Les Machines de l’îleという遊園地。週末には多くの観光客で賑わいます。

 物価も高くなく、市場もほぼ毎朝開いているため自炊には全く困りません。1年間でフランス語力もさることながら生活力も高められるのではないかと期待しています。私は大のラーメン好きなのですが、フランスではあまり食べられないので、何が代わりになるだろうか探していました。そして最終的にはケバブ(中東料理のロースト肉)にたどり着きました。日本ではまだそれほど馴染みがないものだと思いますが、フランスでは至るところでケバブ・サンドイッチの店が見つかり、ボリュームも多いのでよく食べに行きます。またナントは比較的治安も良く、東京に居た時よりは警戒して暮らしていますが、今のところ特に何事もなく過 ごしています。

 また留学生活について語る上で外せないのが「なんとなくナント」というボランティア団体の存在です。日本に長く住んでいたフランス人が会長を務め、到着時の送迎や銀行開設の手助け、調理器具の貸し出しなど、この団体のメンバーが日本人留学生の生活を全般的にサポートしています。他の日本人留学生やナント大 学の日本語学科の学生と交流する機会も提供しているのもこの団体で、私もそのお蔭で到着後もスムーズに生活を始めることができました。

毎週開催されるナント大学日本語学科の学生との交流会。彼らが日本の漫画やアニメに精通していることに驚きました。

毎週開催されるナント大学日本語学科の学生との交流会。彼らが日本の漫画やアニメに精通していることに驚きました。
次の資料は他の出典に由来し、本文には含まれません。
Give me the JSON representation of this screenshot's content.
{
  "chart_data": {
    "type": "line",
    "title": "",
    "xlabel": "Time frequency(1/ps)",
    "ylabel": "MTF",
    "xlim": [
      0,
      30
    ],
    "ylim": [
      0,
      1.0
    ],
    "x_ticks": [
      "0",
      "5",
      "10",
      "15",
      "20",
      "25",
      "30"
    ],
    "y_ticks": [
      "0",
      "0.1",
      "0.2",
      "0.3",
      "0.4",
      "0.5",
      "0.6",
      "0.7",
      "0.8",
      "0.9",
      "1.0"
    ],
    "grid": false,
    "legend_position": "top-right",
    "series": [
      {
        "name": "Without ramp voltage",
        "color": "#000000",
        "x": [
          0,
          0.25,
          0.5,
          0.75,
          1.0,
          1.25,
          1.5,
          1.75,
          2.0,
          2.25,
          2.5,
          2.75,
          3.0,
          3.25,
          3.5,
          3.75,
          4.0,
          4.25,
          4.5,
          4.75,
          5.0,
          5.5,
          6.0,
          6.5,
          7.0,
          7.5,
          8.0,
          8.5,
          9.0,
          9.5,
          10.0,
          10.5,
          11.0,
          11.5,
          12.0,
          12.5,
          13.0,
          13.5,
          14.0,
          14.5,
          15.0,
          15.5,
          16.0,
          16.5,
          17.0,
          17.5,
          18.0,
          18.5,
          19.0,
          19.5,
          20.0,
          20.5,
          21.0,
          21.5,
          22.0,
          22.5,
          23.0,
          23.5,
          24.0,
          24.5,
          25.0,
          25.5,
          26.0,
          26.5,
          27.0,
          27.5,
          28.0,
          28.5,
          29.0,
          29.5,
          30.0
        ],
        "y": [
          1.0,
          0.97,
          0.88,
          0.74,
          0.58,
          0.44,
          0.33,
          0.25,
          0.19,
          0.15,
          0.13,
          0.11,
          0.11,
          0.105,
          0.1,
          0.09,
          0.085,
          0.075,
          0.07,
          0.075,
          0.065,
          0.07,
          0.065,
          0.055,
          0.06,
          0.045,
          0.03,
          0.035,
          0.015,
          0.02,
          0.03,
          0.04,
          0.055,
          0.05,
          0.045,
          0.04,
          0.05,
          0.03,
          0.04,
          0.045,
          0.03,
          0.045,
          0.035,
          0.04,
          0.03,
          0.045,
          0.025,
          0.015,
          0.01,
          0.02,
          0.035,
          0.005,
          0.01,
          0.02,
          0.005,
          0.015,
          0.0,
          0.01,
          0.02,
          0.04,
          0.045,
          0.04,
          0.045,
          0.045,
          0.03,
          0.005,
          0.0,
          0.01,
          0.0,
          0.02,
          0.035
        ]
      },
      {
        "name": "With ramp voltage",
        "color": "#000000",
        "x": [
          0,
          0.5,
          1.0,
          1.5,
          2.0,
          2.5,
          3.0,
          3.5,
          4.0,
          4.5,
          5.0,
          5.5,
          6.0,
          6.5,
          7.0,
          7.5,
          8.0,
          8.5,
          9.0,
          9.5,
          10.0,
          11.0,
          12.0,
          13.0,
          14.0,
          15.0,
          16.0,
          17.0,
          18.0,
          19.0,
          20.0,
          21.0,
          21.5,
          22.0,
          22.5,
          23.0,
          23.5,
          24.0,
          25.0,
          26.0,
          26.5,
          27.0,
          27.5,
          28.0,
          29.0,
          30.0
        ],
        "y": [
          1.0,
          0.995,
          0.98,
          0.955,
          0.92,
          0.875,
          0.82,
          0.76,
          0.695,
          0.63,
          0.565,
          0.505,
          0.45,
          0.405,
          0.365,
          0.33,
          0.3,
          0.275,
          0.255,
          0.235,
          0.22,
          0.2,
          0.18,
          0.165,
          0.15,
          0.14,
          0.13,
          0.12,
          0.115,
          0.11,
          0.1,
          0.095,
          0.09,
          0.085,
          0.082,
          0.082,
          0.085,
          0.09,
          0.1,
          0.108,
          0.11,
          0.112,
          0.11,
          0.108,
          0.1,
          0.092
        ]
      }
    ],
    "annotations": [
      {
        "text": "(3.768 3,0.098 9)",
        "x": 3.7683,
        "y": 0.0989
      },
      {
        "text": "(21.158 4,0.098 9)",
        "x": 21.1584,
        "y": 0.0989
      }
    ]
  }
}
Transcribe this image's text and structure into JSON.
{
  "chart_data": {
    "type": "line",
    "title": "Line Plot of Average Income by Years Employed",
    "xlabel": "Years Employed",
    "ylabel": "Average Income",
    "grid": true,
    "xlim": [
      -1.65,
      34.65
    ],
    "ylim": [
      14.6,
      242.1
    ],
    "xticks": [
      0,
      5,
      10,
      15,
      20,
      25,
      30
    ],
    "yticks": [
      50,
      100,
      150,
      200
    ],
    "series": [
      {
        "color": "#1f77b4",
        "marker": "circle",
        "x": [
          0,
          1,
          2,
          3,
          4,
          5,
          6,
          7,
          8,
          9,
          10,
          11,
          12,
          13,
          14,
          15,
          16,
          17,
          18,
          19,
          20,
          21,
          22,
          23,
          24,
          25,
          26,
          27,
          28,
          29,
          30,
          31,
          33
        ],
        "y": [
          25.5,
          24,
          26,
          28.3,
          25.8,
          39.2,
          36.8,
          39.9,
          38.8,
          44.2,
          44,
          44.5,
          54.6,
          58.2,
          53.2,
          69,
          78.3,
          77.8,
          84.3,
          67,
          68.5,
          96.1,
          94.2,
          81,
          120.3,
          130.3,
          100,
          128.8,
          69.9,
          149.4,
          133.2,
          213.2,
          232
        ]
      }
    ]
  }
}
 留学生活を始めてまだ2ヶ月しか経っていないけれど、毎日が新しい発見で溢れていて、振り返るともっと長い時間を過ごしたような気がします。確かにフランス人の会 話は速くて聞き取るのに苦労することも多く、自分がこの国の言葉を上手く使えない「外国人」であることにしばしば気づかされます。けれども「外国人」であることは決して悪いことばかりではないのです。うまく話せない言葉を使うことには勇気がいるかもしれません。しかし一旦開き直ってみることも大切ではない でしょうか。分からないことはすぐに尋ねればいいのだし、相手もこちらが知らないことを前提で話してくれる。勇気が湧いてきませんか?

 街を歩いているとまだまだ ”Chinois!”(中国人) と言われることが多いですが、ナントの人々全員に私が “Japonais” であることを伝えるつもりで、残り8ヶ月頑張りたいと思います。